It’s no secret there’s a stigma attached to women’s periods. People think it’s gross and something that just shouldn’t be talked about. For women in many parts of the world the taboo surrounding periods creates a huge issue. Because of the stigma, many women across the world, especially those in poverty, have little or no access to feminine hygiene products. Monthly supplies of feminine hygiene products, like pads or tampons, are expensive and because of the shame and unpleasant feelings attached to periods, shelters are hesitant to blatantly request feminine hygiene products.

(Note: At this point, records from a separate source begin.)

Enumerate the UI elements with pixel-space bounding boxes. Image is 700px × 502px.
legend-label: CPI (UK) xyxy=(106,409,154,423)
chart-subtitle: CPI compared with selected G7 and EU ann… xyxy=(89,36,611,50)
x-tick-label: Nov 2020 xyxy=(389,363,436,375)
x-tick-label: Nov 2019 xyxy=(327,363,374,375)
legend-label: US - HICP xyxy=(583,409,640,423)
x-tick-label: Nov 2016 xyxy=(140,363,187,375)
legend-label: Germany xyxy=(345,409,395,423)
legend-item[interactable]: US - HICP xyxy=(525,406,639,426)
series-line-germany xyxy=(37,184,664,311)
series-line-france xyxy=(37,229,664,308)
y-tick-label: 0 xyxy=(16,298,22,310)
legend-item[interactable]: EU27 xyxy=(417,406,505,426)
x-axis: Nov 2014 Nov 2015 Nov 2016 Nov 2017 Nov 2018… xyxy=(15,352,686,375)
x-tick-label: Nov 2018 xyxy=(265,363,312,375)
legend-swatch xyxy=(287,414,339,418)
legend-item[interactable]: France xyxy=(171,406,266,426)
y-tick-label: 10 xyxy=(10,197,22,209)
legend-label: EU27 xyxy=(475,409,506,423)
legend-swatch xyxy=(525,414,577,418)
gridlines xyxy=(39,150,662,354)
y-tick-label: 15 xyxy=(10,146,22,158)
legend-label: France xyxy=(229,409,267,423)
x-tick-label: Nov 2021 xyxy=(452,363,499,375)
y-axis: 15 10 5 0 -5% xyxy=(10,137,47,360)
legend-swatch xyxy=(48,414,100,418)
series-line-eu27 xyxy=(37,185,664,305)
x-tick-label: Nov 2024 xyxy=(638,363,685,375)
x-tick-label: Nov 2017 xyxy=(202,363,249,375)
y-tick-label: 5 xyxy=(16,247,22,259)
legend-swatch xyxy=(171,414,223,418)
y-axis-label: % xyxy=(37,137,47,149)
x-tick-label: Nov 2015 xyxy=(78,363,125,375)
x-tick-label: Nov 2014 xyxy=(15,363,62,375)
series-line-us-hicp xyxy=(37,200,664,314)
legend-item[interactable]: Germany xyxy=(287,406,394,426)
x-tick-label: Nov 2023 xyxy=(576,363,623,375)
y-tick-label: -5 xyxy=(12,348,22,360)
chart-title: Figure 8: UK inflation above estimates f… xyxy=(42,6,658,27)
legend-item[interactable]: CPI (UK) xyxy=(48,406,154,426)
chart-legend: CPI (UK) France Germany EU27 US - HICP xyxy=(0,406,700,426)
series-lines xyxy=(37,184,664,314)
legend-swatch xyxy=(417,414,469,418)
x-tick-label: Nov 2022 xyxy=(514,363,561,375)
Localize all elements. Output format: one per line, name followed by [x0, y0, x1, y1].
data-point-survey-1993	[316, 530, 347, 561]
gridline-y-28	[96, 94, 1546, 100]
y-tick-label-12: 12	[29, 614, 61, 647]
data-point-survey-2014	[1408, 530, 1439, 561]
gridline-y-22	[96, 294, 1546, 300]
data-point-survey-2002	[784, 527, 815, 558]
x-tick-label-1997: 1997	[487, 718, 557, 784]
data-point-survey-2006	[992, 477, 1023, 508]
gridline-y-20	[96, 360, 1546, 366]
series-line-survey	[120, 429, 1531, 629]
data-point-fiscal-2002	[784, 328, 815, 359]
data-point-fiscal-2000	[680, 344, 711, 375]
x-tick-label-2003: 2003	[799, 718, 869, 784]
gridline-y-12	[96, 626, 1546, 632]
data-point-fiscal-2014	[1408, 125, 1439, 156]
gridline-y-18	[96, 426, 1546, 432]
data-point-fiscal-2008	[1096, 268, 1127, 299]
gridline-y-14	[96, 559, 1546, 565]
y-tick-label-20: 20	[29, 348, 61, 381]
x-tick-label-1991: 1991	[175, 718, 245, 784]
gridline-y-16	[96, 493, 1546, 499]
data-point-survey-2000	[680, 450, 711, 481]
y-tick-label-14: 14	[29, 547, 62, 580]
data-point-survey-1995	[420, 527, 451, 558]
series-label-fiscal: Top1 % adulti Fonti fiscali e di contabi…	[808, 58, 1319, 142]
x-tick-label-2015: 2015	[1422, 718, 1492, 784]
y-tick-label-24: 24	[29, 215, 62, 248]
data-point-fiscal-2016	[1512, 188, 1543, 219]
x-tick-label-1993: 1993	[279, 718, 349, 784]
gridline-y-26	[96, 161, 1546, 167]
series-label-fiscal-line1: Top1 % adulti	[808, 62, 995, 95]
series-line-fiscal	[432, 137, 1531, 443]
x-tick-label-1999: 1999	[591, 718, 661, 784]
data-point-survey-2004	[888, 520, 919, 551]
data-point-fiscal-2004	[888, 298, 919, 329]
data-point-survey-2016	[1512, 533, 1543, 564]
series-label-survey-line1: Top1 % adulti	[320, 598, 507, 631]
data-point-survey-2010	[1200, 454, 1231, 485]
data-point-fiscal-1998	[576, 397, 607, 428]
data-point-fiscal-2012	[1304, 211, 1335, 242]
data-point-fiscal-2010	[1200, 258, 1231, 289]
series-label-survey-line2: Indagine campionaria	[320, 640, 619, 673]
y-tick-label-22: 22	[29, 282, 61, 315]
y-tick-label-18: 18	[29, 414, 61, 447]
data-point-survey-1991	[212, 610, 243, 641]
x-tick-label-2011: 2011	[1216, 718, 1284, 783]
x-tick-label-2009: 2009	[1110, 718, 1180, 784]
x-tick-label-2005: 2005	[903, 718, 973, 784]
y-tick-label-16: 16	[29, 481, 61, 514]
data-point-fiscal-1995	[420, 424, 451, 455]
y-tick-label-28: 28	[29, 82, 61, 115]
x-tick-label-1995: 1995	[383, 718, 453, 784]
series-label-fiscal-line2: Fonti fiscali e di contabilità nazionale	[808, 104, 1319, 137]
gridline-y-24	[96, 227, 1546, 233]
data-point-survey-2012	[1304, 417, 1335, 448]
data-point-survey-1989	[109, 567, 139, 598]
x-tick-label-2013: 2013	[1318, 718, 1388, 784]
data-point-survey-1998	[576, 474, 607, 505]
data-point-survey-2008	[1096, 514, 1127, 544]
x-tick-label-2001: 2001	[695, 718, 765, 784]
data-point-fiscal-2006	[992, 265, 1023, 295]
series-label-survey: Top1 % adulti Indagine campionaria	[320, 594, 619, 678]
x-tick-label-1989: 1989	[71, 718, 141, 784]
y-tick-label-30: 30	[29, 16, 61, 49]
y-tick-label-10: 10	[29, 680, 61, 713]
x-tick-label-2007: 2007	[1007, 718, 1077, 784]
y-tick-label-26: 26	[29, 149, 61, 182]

It’s time we eliminate the stigma around periods and make feminine hygiene products more accessible to women in all parts of the world. Before there were pads and tampons, there were other means to contain the blood loss during the menstruation cycle. One start-up group, UnTabooed, is trying to eliminate the stigma and educate women about reusable, more cost-effective alternatives to typical period products. Founder Diandra Kalish told MTV News “many developing nations have started to tackle the issue by using reusable feminine hygiene products, but no one has brought the issue back to the USA where the same issue is apparent.”
UnTabooed is changing that. They offer workshops at New York City shelters and openly have conversations about menstruation. During these workshops, UnTabooed also educate women on reusable products like menstrual cups, cloth pads and sea sponges.
Reusable feminine hygiene products could potentially be a big movement in the future for more than just low-income women and families. Not only are they more eco-friendly than pads and tampons, they are also much cheaper. The fact that they are reusable means tons of money doesn’t have to be spent during the year on menstruation products. The environmental benefits of reusable feminine hygiene products could inspire many women to start using them.
Retailers have already got on board with reusable feminine hygiene products. The DivaCup can be found on store shelves around the world. The DivaCup is a menstrual cup that can be folded and inserted into the vagina to provide up to twelve hours of leak free protection.
Diandra also noted that when you use reusable products you are eliminating the “ick” factor that stems from the disposing of non-reusable products like pads and tampons. Reusable feminine hygiene products may be a huge trend in the future and is definitely an option for women to consider.